Kris, I'm with erryl on lifecycle funds; the alternatives are better.
But I'd also suggest you be VERY cautious about TIAA/CREF. I started with them in 1970 when I was a chief resident. I'm still extracting myself (my TIAA money has to be withdrawn over 10 years). Over the past 20 years I have had many major problems with them around transfers and withdrawals including being told recently that there was "no money" in a contract which had a balance of over 40K. They have very old fashioned information systems and many retirees, like me, have had trouble, sometimes severe, in obtaining funds when needed (and promised) getting taxes straight, etc. I'm now set with my withdrawals and so don't follow them very closely; things may have improved in the past 18 months. One publication that had some good commentary was eWeek: www.eweek.com.

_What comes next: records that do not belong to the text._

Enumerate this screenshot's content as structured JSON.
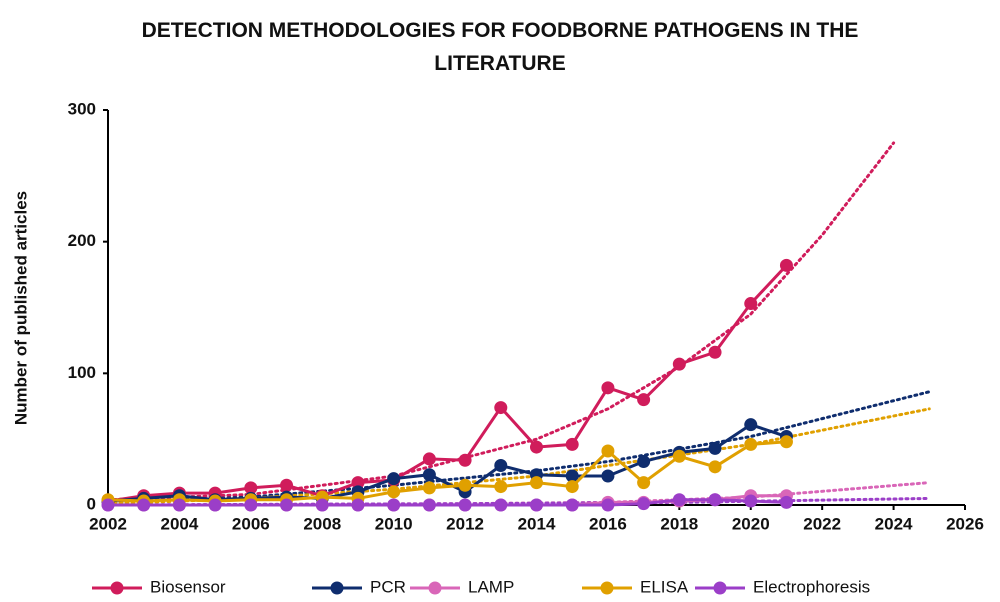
{
  "chart_data": {
    "type": "line",
    "title": "DETECTION METHODOLOGIES FOR FOODBORNE PATHOGENS IN THE LITERATURE",
    "y_label": "Number of published articles",
    "x": [
      2002,
      2003,
      2004,
      2005,
      2006,
      2007,
      2008,
      2009,
      2010,
      2011,
      2012,
      2013,
      2014,
      2015,
      2016,
      2017,
      2018,
      2019,
      2020,
      2021
    ],
    "xlim": [
      2002,
      2026
    ],
    "xticks": [
      2002,
      2004,
      2006,
      2008,
      2010,
      2012,
      2014,
      2016,
      2018,
      2020,
      2022,
      2024,
      2026
    ],
    "ylim": [
      0,
      300
    ],
    "yticks": [
      0,
      100,
      200,
      300
    ],
    "grid": false,
    "legend": "bottom",
    "series": [
      {
        "name": "Biosensor",
        "color": "#d01c5b",
        "values": [
          3,
          7,
          9,
          9,
          13,
          15,
          7,
          17,
          19,
          35,
          34,
          74,
          44,
          46,
          89,
          80,
          107,
          116,
          153,
          182
        ],
        "trend": {
          "x": [
            2002,
            2006,
            2010,
            2014,
            2016,
            2018,
            2020,
            2022,
            2024
          ],
          "values": [
            4,
            8,
            22,
            50,
            73,
            105,
            145,
            205,
            275
          ]
        }
      },
      {
        "name": "PCR",
        "color": "#0f2d6e",
        "values": [
          3,
          5,
          7,
          4,
          5,
          6,
          5,
          10,
          20,
          23,
          10,
          30,
          23,
          22,
          22,
          33,
          40,
          43,
          61,
          52
        ],
        "trend": {
          "x": [
            2002,
            2006,
            2010,
            2014,
            2016,
            2020,
            2025
          ],
          "values": [
            2,
            6,
            15,
            26,
            33,
            52,
            86
          ]
        }
      },
      {
        "name": "LAMP",
        "color": "#d966b8",
        "values": [
          0,
          0,
          0,
          0,
          0,
          0,
          0,
          0,
          0,
          0,
          0,
          0,
          0,
          0,
          2,
          2,
          3,
          4,
          7,
          7
        ],
        "trend": {
          "x": [
            2002,
            2012,
            2016,
            2020,
            2025
          ],
          "values": [
            0,
            1,
            2,
            6,
            17
          ]
        }
      },
      {
        "name": "ELISA",
        "color": "#e0a000",
        "values": [
          4,
          3,
          4,
          3,
          4,
          4,
          6,
          5,
          10,
          13,
          15,
          14,
          17,
          14,
          41,
          17,
          37,
          29,
          46,
          48
        ],
        "trend": {
          "x": [
            2002,
            2006,
            2010,
            2014,
            2016,
            2020,
            2025
          ],
          "values": [
            1,
            5,
            12,
            22,
            30,
            46,
            73
          ]
        }
      },
      {
        "name": "Electrophoresis",
        "color": "#9b3ec8",
        "values": [
          0,
          0,
          0,
          0,
          0,
          0,
          0,
          0,
          0,
          0,
          0,
          0,
          0,
          0,
          0,
          1,
          4,
          4,
          3,
          2
        ],
        "trend": {
          "x": [
            2002,
            2012,
            2018,
            2025
          ],
          "values": [
            0,
            1,
            2,
            5
          ]
        }
      }
    ]
  }
}
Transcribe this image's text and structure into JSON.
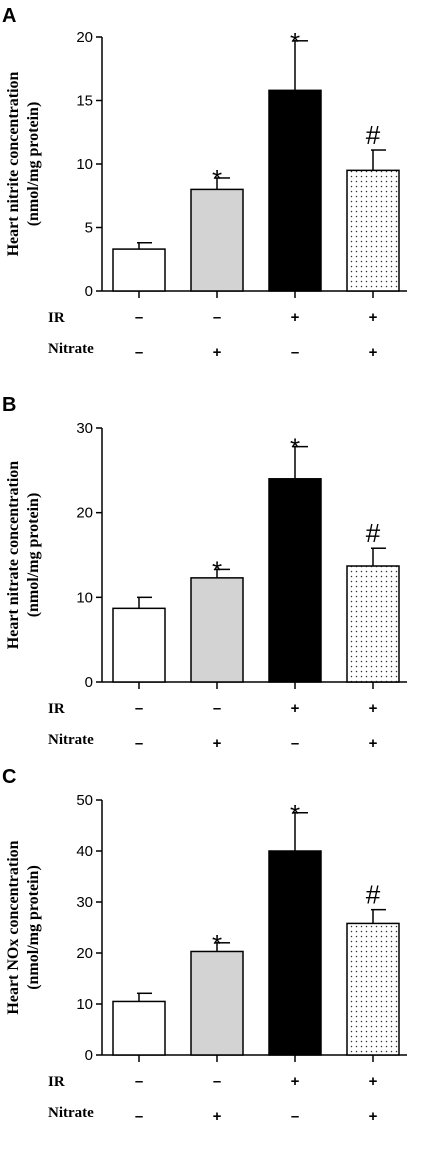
{
  "chart_data": [
    {
      "type": "bar",
      "panel": "A",
      "ylabel_line1": "Heart nitrite concentration",
      "ylabel_line2": "(nmol/mg protein)",
      "ylim": [
        0,
        20
      ],
      "yticks": [
        0,
        5,
        10,
        15,
        20
      ],
      "values": [
        3.3,
        8.0,
        15.8,
        9.5
      ],
      "errors": [
        0.5,
        0.9,
        3.9,
        1.6
      ],
      "markers": [
        "",
        "*",
        "*",
        "#"
      ]
    },
    {
      "type": "bar",
      "panel": "B",
      "ylabel_line1": "Heart nitrate concentration",
      "ylabel_line2": "(nmol/mg protein)",
      "ylim": [
        0,
        30
      ],
      "yticks": [
        0,
        10,
        20,
        30
      ],
      "values": [
        8.7,
        12.3,
        24.0,
        13.7
      ],
      "errors": [
        1.3,
        1.0,
        3.8,
        2.1
      ],
      "markers": [
        "",
        "*",
        "*",
        "#"
      ]
    },
    {
      "type": "bar",
      "panel": "C",
      "ylabel_line1": "Heart NOx concentration",
      "ylabel_line2": "(nmol/mg protein)",
      "ylim": [
        0,
        50
      ],
      "yticks": [
        0,
        10,
        20,
        30,
        40,
        50
      ],
      "values": [
        10.5,
        20.3,
        40.0,
        25.8
      ],
      "errors": [
        1.6,
        1.7,
        7.5,
        2.7
      ],
      "markers": [
        "",
        "*",
        "*",
        "#"
      ]
    }
  ],
  "groups": {
    "row1_label": "IR",
    "row1_signs": [
      "–",
      "–",
      "+",
      "+"
    ],
    "row2_label": "Nitrate",
    "row2_signs": [
      "–",
      "+",
      "–",
      "+"
    ]
  },
  "bar_fills": [
    "#ffffff",
    "#d3d3d3",
    "#000000",
    "dots"
  ]
}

And you can certainly ask the folks on the TIAA/CREF forum about it although some of them are very protective of the organization.
I don't understand why this isn't more widely known! It's sad; they took good care of my money at a low cost when I knew nothing and I would have liked to stay with them.
I ended up at Fidelity because in the early '80s I had a job where I could add some voluntary contributions to FIDO through a 403(b); I was very impressed, and still am, by the simplicity and clarity of the FIDO site and by the help I've always had from their customer service reps. Also I found very quickly that I could do better in specialized FIDO funds than I was doing at CREF.
Just one opinion--but a strongly held one; you can see a lot of this if you google TIAA/CREF problems.